A morte de Lancelot
«(…) Evidentemente que o Rei
português, apesar de tudo, achou toda a conversação positiva, agradável, e saiu
muito esperançado perante o olhar arguto do outro. Até se foi, em Dezembro,
encontrar com o primo Carlos. A Casa de Borgonha achava-se nos espasmos finais,
em estado de agonia, e Afonso não previra nunca isso. Nem ele nem ninguém. E o
Duque avisou o primo que o outro, o Raposão, o intrujara. Ele apenas se
divertira à custa do Africano, o herói da longínqua Arzila, de Tânger, o
tal do Reino dos Algarves d'Aquém e Além Mar! O pobre Afonso soube logo
em Janeiro, uns dias depois, que enquanto ele acreditara no Rei de França, este
enviava-o para mediador e simultaneamente mandava reforços, um exército, para
auxiliar o fim de Carlos e da Borgonha! O primo, esse, tivera a sorte do tio em
Alfarrobeira. Pior sorte. Ficara em Nancy e o corpo, no meio do seu exército
desbaratado, entregue à intempérie e à gula dos lobos que o devoraram em parte.
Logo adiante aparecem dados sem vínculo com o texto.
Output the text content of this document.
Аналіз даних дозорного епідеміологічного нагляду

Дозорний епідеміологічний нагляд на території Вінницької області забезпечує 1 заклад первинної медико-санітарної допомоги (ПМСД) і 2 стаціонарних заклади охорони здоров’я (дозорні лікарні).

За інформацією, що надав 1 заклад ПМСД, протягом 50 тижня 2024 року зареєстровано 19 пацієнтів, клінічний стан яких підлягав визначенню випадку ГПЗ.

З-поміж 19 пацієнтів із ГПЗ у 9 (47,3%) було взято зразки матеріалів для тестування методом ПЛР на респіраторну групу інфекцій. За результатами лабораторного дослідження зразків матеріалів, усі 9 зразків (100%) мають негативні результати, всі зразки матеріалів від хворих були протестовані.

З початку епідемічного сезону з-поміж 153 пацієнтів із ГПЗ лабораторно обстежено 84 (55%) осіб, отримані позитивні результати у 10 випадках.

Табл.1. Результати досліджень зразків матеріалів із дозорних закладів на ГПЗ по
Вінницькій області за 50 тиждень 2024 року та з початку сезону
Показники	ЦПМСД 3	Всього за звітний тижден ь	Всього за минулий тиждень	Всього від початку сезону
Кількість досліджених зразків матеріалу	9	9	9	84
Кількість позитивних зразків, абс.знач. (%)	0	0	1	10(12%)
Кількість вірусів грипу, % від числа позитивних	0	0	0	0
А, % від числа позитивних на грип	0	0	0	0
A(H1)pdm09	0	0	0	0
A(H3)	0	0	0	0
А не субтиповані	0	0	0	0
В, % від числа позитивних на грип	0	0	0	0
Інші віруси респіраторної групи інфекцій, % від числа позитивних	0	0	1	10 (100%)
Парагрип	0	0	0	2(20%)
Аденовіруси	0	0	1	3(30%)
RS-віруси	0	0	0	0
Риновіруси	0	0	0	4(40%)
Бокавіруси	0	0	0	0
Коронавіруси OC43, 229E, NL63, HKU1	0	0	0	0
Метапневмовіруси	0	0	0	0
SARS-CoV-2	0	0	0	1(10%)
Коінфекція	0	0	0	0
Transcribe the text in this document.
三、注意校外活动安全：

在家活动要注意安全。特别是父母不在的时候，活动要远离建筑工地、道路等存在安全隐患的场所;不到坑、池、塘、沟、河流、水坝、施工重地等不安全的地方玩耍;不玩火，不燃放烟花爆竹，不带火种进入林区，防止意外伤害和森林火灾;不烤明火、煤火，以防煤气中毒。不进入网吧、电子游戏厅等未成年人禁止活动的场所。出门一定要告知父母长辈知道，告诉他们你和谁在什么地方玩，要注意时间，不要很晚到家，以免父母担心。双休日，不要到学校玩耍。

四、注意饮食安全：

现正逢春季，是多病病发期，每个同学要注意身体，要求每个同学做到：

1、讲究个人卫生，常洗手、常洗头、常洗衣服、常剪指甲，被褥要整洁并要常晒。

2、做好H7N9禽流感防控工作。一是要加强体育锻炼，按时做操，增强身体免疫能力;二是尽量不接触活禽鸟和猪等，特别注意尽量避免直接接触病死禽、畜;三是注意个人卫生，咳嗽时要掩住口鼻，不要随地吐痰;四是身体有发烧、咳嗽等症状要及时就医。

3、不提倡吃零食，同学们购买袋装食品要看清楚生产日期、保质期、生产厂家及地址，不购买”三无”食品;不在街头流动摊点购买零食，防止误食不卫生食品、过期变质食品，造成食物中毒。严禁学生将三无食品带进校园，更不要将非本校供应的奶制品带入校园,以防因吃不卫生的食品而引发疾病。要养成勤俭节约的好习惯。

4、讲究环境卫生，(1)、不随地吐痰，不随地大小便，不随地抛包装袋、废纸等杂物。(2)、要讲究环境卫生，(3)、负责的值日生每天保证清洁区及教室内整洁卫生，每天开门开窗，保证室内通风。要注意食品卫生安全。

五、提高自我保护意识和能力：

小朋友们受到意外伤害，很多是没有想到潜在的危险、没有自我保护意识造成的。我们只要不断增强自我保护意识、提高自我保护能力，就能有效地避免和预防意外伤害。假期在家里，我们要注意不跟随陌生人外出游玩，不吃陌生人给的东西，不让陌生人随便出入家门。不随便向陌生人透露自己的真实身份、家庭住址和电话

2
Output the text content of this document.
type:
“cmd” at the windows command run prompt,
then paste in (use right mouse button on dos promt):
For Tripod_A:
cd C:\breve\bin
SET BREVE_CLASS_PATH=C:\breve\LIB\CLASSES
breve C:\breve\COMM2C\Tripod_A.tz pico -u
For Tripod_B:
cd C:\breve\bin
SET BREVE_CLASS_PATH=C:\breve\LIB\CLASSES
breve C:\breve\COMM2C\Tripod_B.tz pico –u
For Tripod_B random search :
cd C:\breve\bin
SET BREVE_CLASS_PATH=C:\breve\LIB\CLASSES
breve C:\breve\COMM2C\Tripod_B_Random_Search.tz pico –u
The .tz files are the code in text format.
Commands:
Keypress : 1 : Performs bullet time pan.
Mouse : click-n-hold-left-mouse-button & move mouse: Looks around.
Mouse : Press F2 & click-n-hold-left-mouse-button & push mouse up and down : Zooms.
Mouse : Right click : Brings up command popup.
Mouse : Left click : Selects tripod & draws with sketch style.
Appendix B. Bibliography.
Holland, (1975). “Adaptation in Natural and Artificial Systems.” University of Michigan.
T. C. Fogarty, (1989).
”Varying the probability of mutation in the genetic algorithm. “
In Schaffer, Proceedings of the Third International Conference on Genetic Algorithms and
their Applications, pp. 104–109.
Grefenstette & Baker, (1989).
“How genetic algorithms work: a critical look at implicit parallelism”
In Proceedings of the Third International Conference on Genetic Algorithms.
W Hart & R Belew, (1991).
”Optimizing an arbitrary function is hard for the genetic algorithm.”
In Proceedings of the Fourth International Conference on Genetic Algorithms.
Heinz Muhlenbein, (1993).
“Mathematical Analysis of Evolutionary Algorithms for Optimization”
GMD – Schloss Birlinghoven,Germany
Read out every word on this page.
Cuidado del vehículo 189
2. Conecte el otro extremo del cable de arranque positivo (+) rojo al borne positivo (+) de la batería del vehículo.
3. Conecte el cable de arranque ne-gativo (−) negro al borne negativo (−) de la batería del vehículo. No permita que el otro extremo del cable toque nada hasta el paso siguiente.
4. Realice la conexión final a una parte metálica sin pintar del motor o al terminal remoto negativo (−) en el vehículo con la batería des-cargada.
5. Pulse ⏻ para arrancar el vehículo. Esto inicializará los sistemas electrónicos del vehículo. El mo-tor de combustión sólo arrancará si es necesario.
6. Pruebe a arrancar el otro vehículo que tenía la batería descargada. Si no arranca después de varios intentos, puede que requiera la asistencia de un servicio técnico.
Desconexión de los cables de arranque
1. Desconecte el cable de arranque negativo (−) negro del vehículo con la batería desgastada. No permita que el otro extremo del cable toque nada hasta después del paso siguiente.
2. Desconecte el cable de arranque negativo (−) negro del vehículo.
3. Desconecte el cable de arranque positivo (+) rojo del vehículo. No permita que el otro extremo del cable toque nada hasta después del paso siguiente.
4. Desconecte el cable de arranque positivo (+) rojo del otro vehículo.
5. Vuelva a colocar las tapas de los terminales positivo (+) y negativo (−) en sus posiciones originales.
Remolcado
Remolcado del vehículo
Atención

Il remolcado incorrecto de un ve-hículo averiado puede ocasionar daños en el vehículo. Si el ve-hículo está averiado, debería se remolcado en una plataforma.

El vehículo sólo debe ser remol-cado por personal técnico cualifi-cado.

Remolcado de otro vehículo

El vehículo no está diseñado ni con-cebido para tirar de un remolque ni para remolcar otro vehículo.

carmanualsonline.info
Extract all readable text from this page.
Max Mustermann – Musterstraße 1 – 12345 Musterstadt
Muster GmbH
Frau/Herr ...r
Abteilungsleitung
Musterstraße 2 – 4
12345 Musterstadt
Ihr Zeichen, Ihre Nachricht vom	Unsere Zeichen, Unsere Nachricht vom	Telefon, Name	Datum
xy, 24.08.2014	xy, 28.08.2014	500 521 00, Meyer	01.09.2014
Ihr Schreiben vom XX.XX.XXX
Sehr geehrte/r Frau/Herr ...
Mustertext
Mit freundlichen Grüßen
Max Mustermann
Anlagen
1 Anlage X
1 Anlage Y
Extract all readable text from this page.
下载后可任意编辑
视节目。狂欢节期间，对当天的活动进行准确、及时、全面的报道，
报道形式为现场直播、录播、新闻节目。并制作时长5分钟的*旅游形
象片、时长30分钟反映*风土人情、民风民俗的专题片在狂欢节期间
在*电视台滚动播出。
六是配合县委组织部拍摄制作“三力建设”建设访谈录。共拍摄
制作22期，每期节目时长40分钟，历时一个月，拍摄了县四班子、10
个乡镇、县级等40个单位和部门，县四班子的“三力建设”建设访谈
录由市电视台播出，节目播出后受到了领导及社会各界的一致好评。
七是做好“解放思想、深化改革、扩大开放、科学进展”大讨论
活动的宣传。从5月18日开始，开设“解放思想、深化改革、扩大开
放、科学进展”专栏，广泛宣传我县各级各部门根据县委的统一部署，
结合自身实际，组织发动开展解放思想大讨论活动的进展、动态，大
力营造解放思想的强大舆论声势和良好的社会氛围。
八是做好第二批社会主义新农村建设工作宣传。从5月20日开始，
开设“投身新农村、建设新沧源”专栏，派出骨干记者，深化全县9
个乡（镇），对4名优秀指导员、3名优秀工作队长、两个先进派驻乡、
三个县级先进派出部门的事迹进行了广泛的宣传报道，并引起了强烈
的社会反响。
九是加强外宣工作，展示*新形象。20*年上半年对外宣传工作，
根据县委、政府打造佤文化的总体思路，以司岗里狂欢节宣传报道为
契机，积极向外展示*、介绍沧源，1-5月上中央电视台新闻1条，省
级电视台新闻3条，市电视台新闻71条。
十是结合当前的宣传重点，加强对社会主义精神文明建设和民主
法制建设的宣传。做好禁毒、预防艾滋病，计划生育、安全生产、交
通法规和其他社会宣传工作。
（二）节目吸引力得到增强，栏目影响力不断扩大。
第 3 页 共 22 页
Foi encontrado dois dias depois do desastre. O duque de Lorena vencera o filho
de Isabel de Borgonha, o neto de João I de Portugal. O desastre arrastava a
Casa de Borgonha, a bolsa florentina de Bruges, que os Médicis exploravam, e as
esperanças do infeliz Rei de Portugal. Carlos, esse, não teve como o tio Pedro,
quem chorasse por si e intercedesse junto do Papa pelos seus ossos aqui, em
Portugal, como a mãe fizera pelos do irmão. O Rei Luís estava demasiado
satisfeito para se importunar com o nefelibata Afonso de Portugal. Recebia,
este, notícias de Portugal e sabia o filho aflito por falta de dinheiro. Sem dúvida
a sua administração, a guerra, as suas loucuras e dissipações arrastavam o
Reino para uma situação difícil que o rapaz era obrigado a solucionar.
A resposta de Roma ao casamento
não foi satisfatória. O Rei não percebia nada de política e o Príncipe
compreendia que o Papa, que estava de boas relações com a França e com Isabel
de Castela e o marido, não teria intenções de promover a discórdia para as
bandas do Ocidente... O Rei Luís XI, inclusivamente, deixou de o tratar com a
dignidade que lhe cabia, como o demonstrara em Arras. Praticamente o despediu,
apressado e impaciente, embora com frases de melíflua complacência. Só lhe restava
partir para Honfleur e regressar a Portugal. O pobre imbecil (as
más línguas afirmavam que assim se lhe referira Luís XI) ainda teve um breve
movimento de revolta. Partiu, sim, mas para longe! Ele iria entrar em religião,
visitar a Terra Santa, abdicar. Morrer por morrer, só em Jerusalém. Como
cantara o seu astrólogo judeu, o Guedelha, aquele esperto judeu amigo do
Abravanel (mas este era um Príncipe, claro!, descendente da Casa de David!): oh
Jerusalém, oh, Jerusalém de Ouro, se eu te esquecer que o Senhor retire a luz
dos meus olhos e a paz ao meu coração! Persignou-se.
Aqueles
eternos Judeus sempre a falar da Cidade do Senhor como se lhes pertencesse, a Cidade
Santa, onde o tinham crucificado e cuspido na sua face! Mas eram belas aquelas
frases e mestre Guedelha fora sempre um homem culto, inteligente e fiel. A sua
decisão estava tomada. Não voltaria atrás. Talvez nesse instante se tenha
recordado do tio que visitara Jerusalém e descansara à sombra do que restava do
velho templo. Seria, da família, o segundo a pisar as suas ruas por onde as
legiões romanas tinham marchado no passado longínquo e, mais tarde, outros
também, porque o tempo não pára de deslizar sob os nossos pés indiferente,
quantas vezes, ao nosso destino. Portanto, para Jerusalém! De França escreve
uma carta, em Setembro, destinada ao filho e onde anuncia a sua abdicação». In
Seomara Luzia da Veiga Ferreira, Crónica Esquecida d’el rei João II, Editorial
Presença, Lisboa 1995, 4ª edição, Lisboa 2002, ISBN 972-23-1942-6.